The 2016 Karl Meyer Award goes to Anne Dell

Donald L. Jarvis¹
Secretary, Society for Glycobiology, Department of Molecular Biology, University of Wyoming, Laramie, WY 82071 USA

The Society for Glycobiology is pleased to announce Dr. Anne Dell as the recipient of the 2016 Karl Meyer Lectureship Award.² The Karl Meyer Award was established in 1990 to honor the distinguished career of Karl Meyer and his outstanding contributions to the field of Glycobiology. This international award is given to well-established scientists with currently active research programs who have made widely recognized major contributions to the field of Glycobiology.

Dr. Anne Dell (Professor of Carbohydrate Biochemistry, Department of Life Sciences, Faculty of Natural Sciences, Imperial College London) graduated with a first class honors degree in organic chemistry from the University of Western Australia in 1971. She was awarded a scholarship from the Royal Commission for the Exhibition of 1851, which supported her PhD studies in the Department of Chemistry at the University of Cambridge under the supervision of Howard Morris. This was the start of a scientific collaboration and friendship that continues to this day. It was during her PhD that Anne was first exposed to the analytical power of mass spectrometry, initially for peptides and proteins, but later for other polar biological molecules. After completing her PhD in 1975, Anne moved with Howard to Imperial College and helped him set up the first high mass biopolymer mass spectrometry laboratory in the world.

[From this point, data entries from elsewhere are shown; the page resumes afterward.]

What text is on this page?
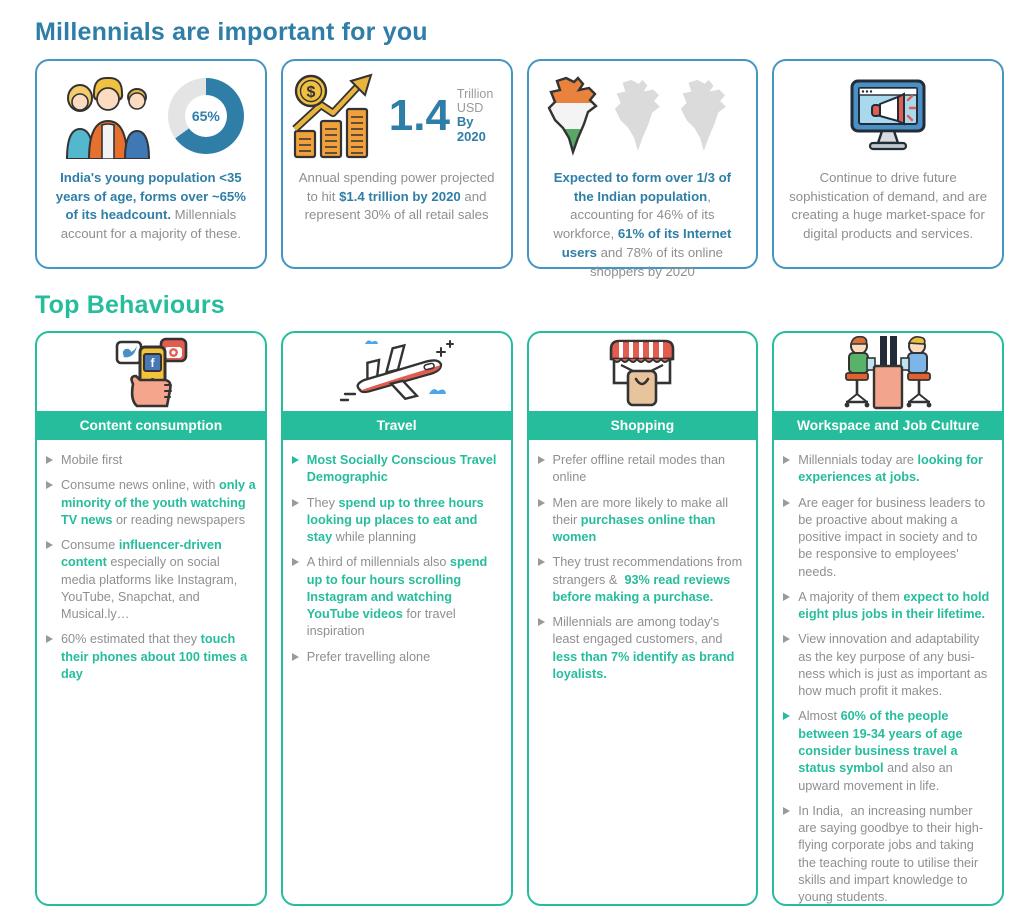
Millennials are important for you
65%

India's young population <35 years of age, forms over ~65% of its headcount. Millennials account for a majority of these.

$ 1.4 Trillion USD
By 2020

Annual spending power projected to hit $1.4 trillion by 2020 and represent 30% of all retail sales

Expected to form over 1/3 of the Indian population, accounting for 46% of its workforce, 61% of its Internet users and 78% of its online shoppers by 2020

Continue to drive future sophistication of demand, and are creating a huge market-space for digital products and services.

Top Behaviours
f
Content consumption

Mobile first

Consume news online, with only a minority of the youth watching TV news or reading newspapers

Consume influencer-driven content especially on social media platforms like Instagram, YouTube, Snapchat, and Musical.ly…

60% estimated that they touch their phones about 100 times a day

Travel

Most Socially Conscious Travel Demographic

They spend up to three hours looking up places to eat and stay while planning

A third of millennials also spend up to four hours scrolling Instagram and watching YouTube videos for travel inspiration

Prefer travelling alone

Shopping

Prefer offline retail modes than online

Men are more likely to make all their purchases online than women

They trust recommendations from strangers &  93% read reviews before making a purchase.

Millennials are among today's least engaged customers, and less than 7% identify as brand loyalists.

Workspace and Job Culture

Millennials today are looking for experiences at jobs.

Are eager for business leaders to be proactive about making a positive impact in society and to be responsive to employees' needs.

A majority of them expect to hold eight plus jobs in their lifetime.

View innovation and adaptability as the key purpose of any busi-ness which is just as important as how much profit it makes.

Almost 60% of the people between 19-34 years of age consider business travel a status symbol and also an upward movement in life.

In India,  an increasing number are saying goodbye to their high-flying corporate jobs and taking the teaching route to utilise their skills and impart knowledge to young students.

Anne's initial forays into mass spectrometry for glycopolymer analysis were stimulated in 1979 by a sabbatical visit to Imperial by Clint Ballou, Chair of Biochemistry at Berkeley. Together, they undertook pioneering work revising the structure of the 6-O-methylglucose polysaccharide of Mycobacterium smegmatis utilizing field desorption and fast-atom bombardment mass spectrometry. A few years later, her research on leukocyte glycosylation with Minoru Fukuda at the La Jolla Cancer Research Foundation was fundamental to the emerging field of glycobiology, laying foundations for studies into the roles of carbohydrates in the immune system. A seminal discovery was her identification of sialyl-Lewis X on neutrophils, pivotal to defining ligands for the selectins when they were cloned in 1989. Anne's characterization of the glycoprotein hormone that controls erythropoiesis (erythropoietin) in the late 1980s was crucial for biopharmaceutical progress, as it provided the first evidence the recombinant product carried natural glycosylation and could be safely used to treat anemia. 

During the ensuing decades with the development of MALDI- and electrospray- mass spectrometry technologies, Anne devised ever more powerful methodologies, which continue to fuel international collaborations. A highlight of this research was the discovery that human sperm-egg binding is mediated by sialyl-Lewis X on the zona pellucida in collaboration with Kay-Hooi Khoo (Academia Sinica, Taipei), Gary Clark (University of Missouri) and William Yeung (University of Hong Kong). 

As highlighted above, Anne's central research philosophy has been to provide structural and glycoinformatic information underpinning worldwide collaborative research in glycobiology. As such, she has advanced glycobiology research in numerous research laboratories around the world. 

As well as being a pioneering glycobiology research scientist Anne is a tireless teacher, mentor, and advocate for glycobiology. She has supervised over forty PhDs students, of whom the vast majority have remained in scientific fields in academia, industry and medicine. In 2004 she established, and continues to head, the Glycobiology Training Research and Infrastructure Centre (GlycoTRIC) at Imperial College. Since then over 70 trainees from all over the world have attended hands-on glycomics courses and glycobiology workshops.

In 2011 Anne was President of the Society for Glycobiology and organized the highly successful annual SFG meeting in Seattle. In addition, throughout her career, Anne has diligently served and championed the field of glycobiology through numerous activities such as membership on the Steering Committee of the NIH Consortium for Functional Glycomics, UK Representative on the International Glycoconjugate Organisation (IGO) Board, Member of the External Advisory Committee for the NIH Program of Excellence in Glycosciences (CardioPEG) Johns Hopkins Department of Biological Chemistry, Chair of the 2001 Glycobiology Gordon Conference and alongside Jerry Hart, has been instrumental in establishing the Society's journal, Glycobiology, and acting as an Executive editor for the journal for 15 years.  

For her outstanding research achievements and dedication to the field of Glycobiology, Anne has previously been recognized with the Whistler Medal of the International Carbohydrate Organisation, the IGO Award of the International Glycoconjugates Society and, in the Queen's birthday honours list of 2009, she was made Commander of the Order of the British Empire (CBE). Anne now adds the Karl Meyer Lectureship Award from the Society for Glycobiology to her list of well-deserved honors.


¹To whom correspondence should be addressed: email [email protected].

²Stuart Haslam, Richard Steet, and Christopher West are acknowledged for their contributions to these essays.